As the families of Americans celebrate the release of their loved ones held in Iran, the authorities in Tehran said they would not be freeing a businessman arrested in October and were silent on the fate of a former FBI agent who disappeared in the country.
It was unclear why Siamak Namazi, 44, an Iranian American based in Dubai, was arrested in October while visiting a friend in Tehran, where he had done consultant work over the previous decade. Namazi is the son of a prominent family in Tehran who couldn't be reached. Namazi immigrated to the United States in 1983, and he returned to Iran when graduating from college to serve in the Iranian military.
“I don't know what's going on,” said Ahmad Kiarostami, a friend. “I'm still hopeful he's going to be released in the next few days. That's what I hope.”
Kiarostami said he had traded Facebook messages with Namazi's family in Iran, but they didn't know anything.
He said it was a “big surprise” when Namazi wasn't freed with the others.
Officials said that they would continue to talk with Iran to secure the release of Namazi as well as to obtain information about the whereabouts of Robert Levinson, 67, who went missing on an Iranian island in March 2007.

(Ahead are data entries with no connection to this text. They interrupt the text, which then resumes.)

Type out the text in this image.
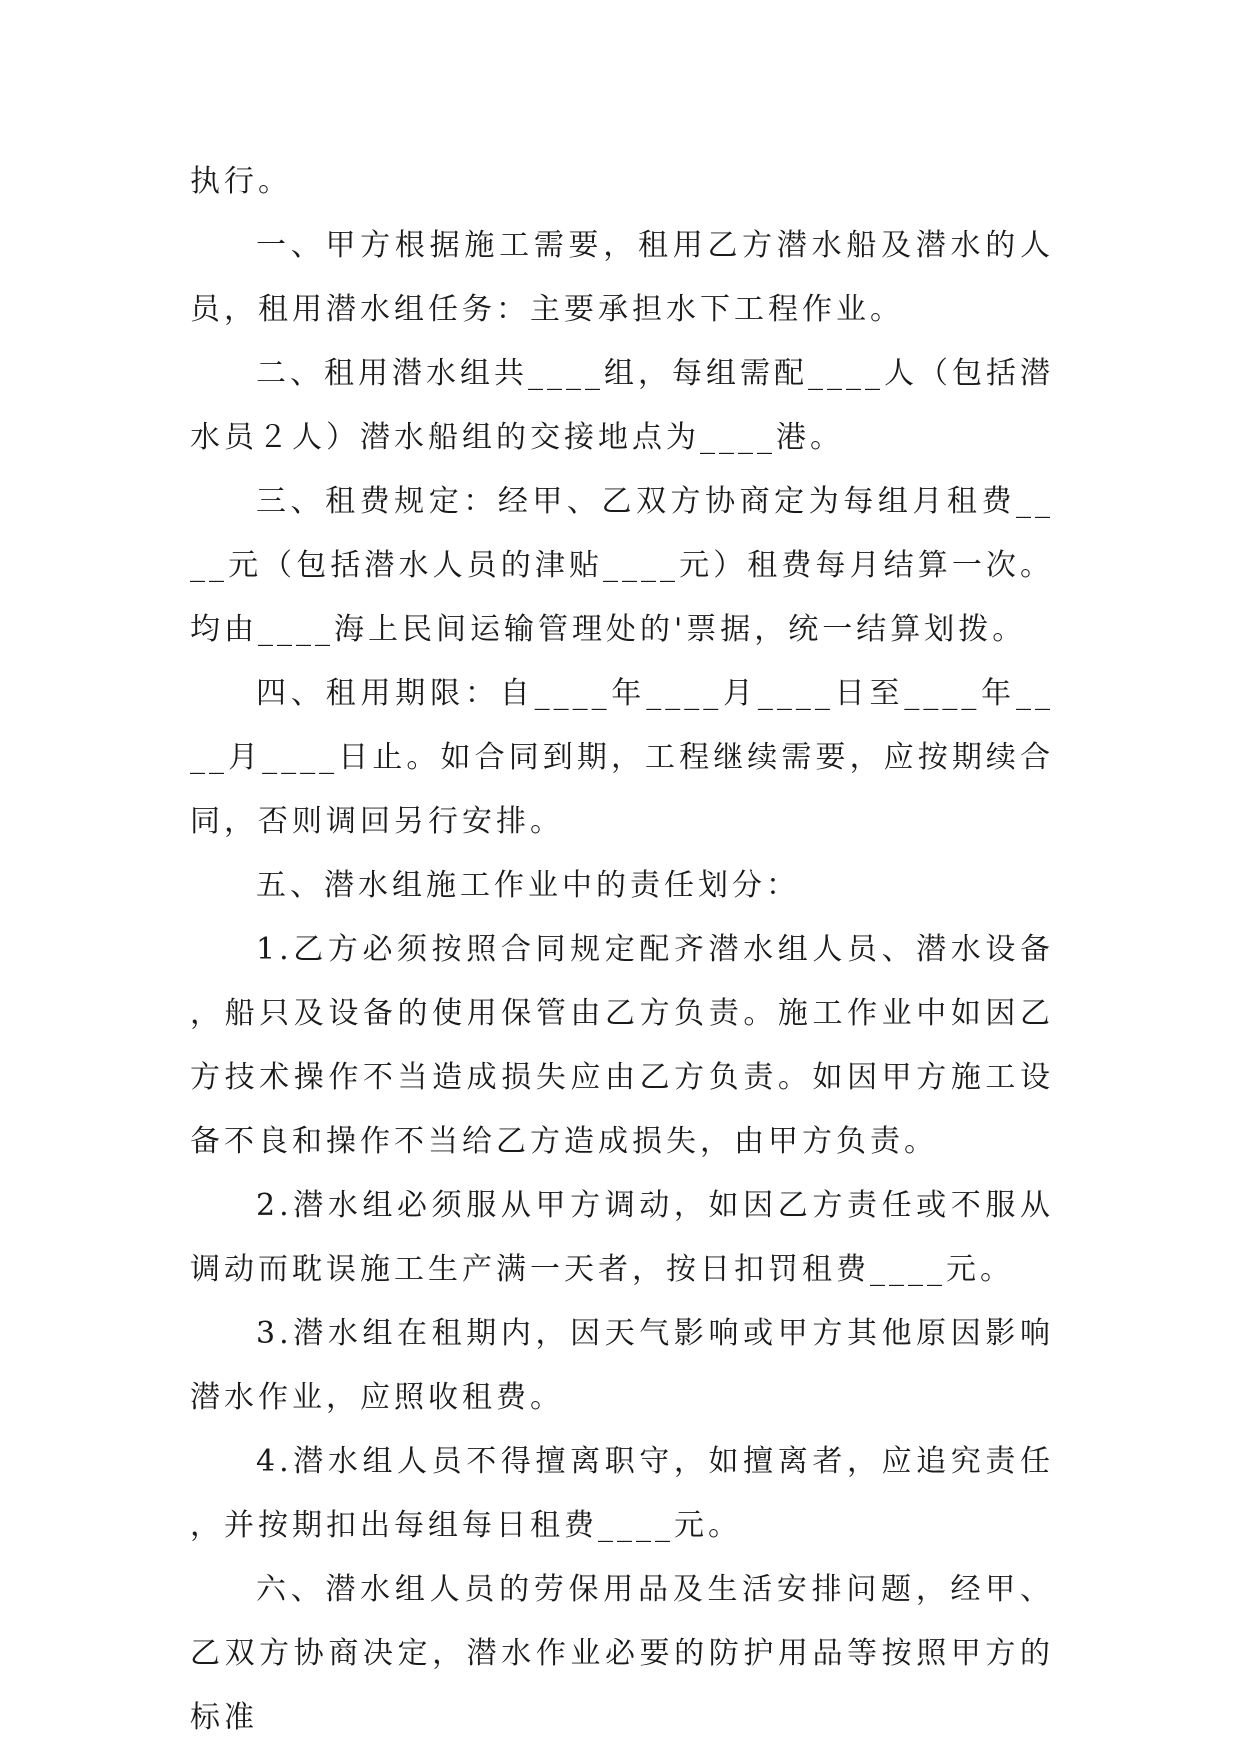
执行。

一、甲方根据施工需要，租用乙方潜水船及潜水的人员，租用潜水组任务：主要承担水下工程作业。

二、租用潜水组共____组，每组需配____人（包括潜水员２人）潜水船组的交接地点为____港。

三、租费规定：经甲、乙双方协商定为每组月租费____元（包括潜水人员的津贴____元）租费每月结算一次。均由____海上民间运输管理处的'票据，统一结算划拨。

四、租用期限：自____年____月____日至____年____月____日止。如合同到期，工程继续需要，应按期续合同，否则调回另行安排。

五、潜水组施工作业中的责任划分：

1.乙方必须按照合同规定配齐潜水组人员、潜水设备，船只及设备的使用保管由乙方负责。施工作业中如因乙方技术操作不当造成损失应由乙方负责。如因甲方施工设备不良和操作不当给乙方造成损失，由甲方负责。

2.潜水组必须服从甲方调动，如因乙方责任或不服从调动而耽误施工生产满一天者，按日扣罚租费____元。

3.潜水组在租期内，因天气影响或甲方其他原因影响潜水作业，应照收租费。

4.潜水组人员不得擅离职守，如擅离者，应追究责任，并按期扣出每组每日租费____元。

六、潜水组人员的劳保用品及生活安排问题，经甲、乙双方协商决定，潜水作业必要的防护用品等按照甲方的标准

News that Levinson had not been freed left his family distraught.
“Of course, we are happy for those families, but angry and devastated,” Suzanne Halpin, the sister of Levinson's wife, said in an email.
The Levinsons have hoped for years that their father would eventually be released after a deal was reached to limit the Iranian nuclear program.
The family thought the United States had “squandered its best opportunity for leverage in ensuring my father's safe return home,” Levinson's son, Daniel, wrote last year in The Washington Post, after Iran and six world powers struck a nuclear deal.
“They were given every opportunity to save face,” an intelligence official said Saturday. “We are still not giving up.”
The Iranians have never acknowledged holding Levinson, and former and current intelligence officials fear that he might be dead.
“Discussions with the Iranians have focused on trying to discern his whereabouts and bring him home,” said a senior administration official, speaking on anonymity guidelines.